Welte, CU, Rasigraf, O, Vaksmaa, A, Versantvoort, W, Arshad, A, Op den Camp, HJ, Jetten, MS, Lüke, C, Reimann, J
Environmental microbiology reports. 2016;(6):941-955
Abstract
Microbial methane oxidation is an important process to reduce the emission of the greenhouse gas methane. Anaerobic microorganisms couple the oxidation of methane to the reduction of sulfate, nitrate and nitrite, and possibly oxidized iron and manganese minerals. In this article, we review the recent finding of the intriguing nitrate- and nitrite-dependent anaerobic oxidation of methane (AOM). Nitrate-dependent AOM is catalyzed by anaerobic archaea belonging to the ANME-2d clade closely related to Methanosarcina methanogens. They were named 'Candidatus Methanoperedens nitroreducens' and use reverse methanogenesis with the key enzyme methyl-coenzyme M (methyl-CoM) reductase for methane activation. Their major end product is nitrite which can be taken up by nitrite-dependent methanotrophs.
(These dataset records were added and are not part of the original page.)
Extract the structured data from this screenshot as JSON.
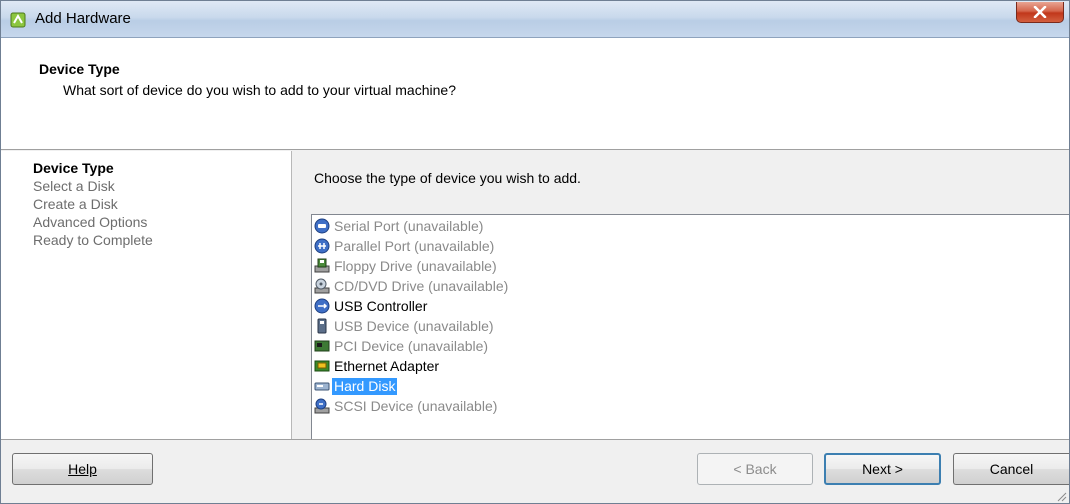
{
  "window": {
    "title": "Add Hardware"
  },
  "header": {
    "title": "Device Type",
    "subtitle": "What sort of device do you wish to add to your virtual machine?"
  },
  "steps": [
    {
      "label": "Device Type",
      "active": true
    },
    {
      "label": "Select a Disk",
      "active": false
    },
    {
      "label": "Create a Disk",
      "active": false
    },
    {
      "label": "Advanced Options",
      "active": false
    },
    {
      "label": "Ready to Complete",
      "active": false
    }
  ],
  "main": {
    "prompt": "Choose the type of device you wish to add.",
    "devices": [
      {
        "label": "Serial Port (unavailable)",
        "icon": "serial-port-icon",
        "available": false,
        "selected": false
      },
      {
        "label": "Parallel Port (unavailable)",
        "icon": "parallel-port-icon",
        "available": false,
        "selected": false
      },
      {
        "label": "Floppy Drive (unavailable)",
        "icon": "floppy-drive-icon",
        "available": false,
        "selected": false
      },
      {
        "label": "CD/DVD Drive (unavailable)",
        "icon": "cd-dvd-drive-icon",
        "available": false,
        "selected": false
      },
      {
        "label": "USB Controller",
        "icon": "usb-controller-icon",
        "available": true,
        "selected": false
      },
      {
        "label": "USB Device (unavailable)",
        "icon": "usb-device-icon",
        "available": false,
        "selected": false
      },
      {
        "label": "PCI Device (unavailable)",
        "icon": "pci-device-icon",
        "available": false,
        "selected": false
      },
      {
        "label": "Ethernet Adapter",
        "icon": "ethernet-adapter-icon",
        "available": true,
        "selected": false
      },
      {
        "label": "Hard Disk",
        "icon": "hard-disk-icon",
        "available": true,
        "selected": true
      },
      {
        "label": "SCSI Device (unavailable)",
        "icon": "scsi-device-icon",
        "available": false,
        "selected": false
      }
    ]
  },
  "footer": {
    "help_label": "Help",
    "back_label": "< Back",
    "next_label": "Next >",
    "cancel_label": "Cancel"
  },
  "colors": {
    "selection": "#3399ff",
    "close_button": "#c1371b",
    "disabled_text": "#8a8a8a"
  }
}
Nitrite-dependent AOM is performed by the NC10 bacterium 'Candidatus Methylomirabilis oxyfera' that probably utilizes an intra-aerobic pathway through the dismutation of NO to N2 and O2 for aerobic methane activation by methane monooxygenase, yet being a strictly anaerobic microbe. Environmental distribution, physiological and biochemical aspects are discussed in this article as well as the cooperation of the microorganisms involved.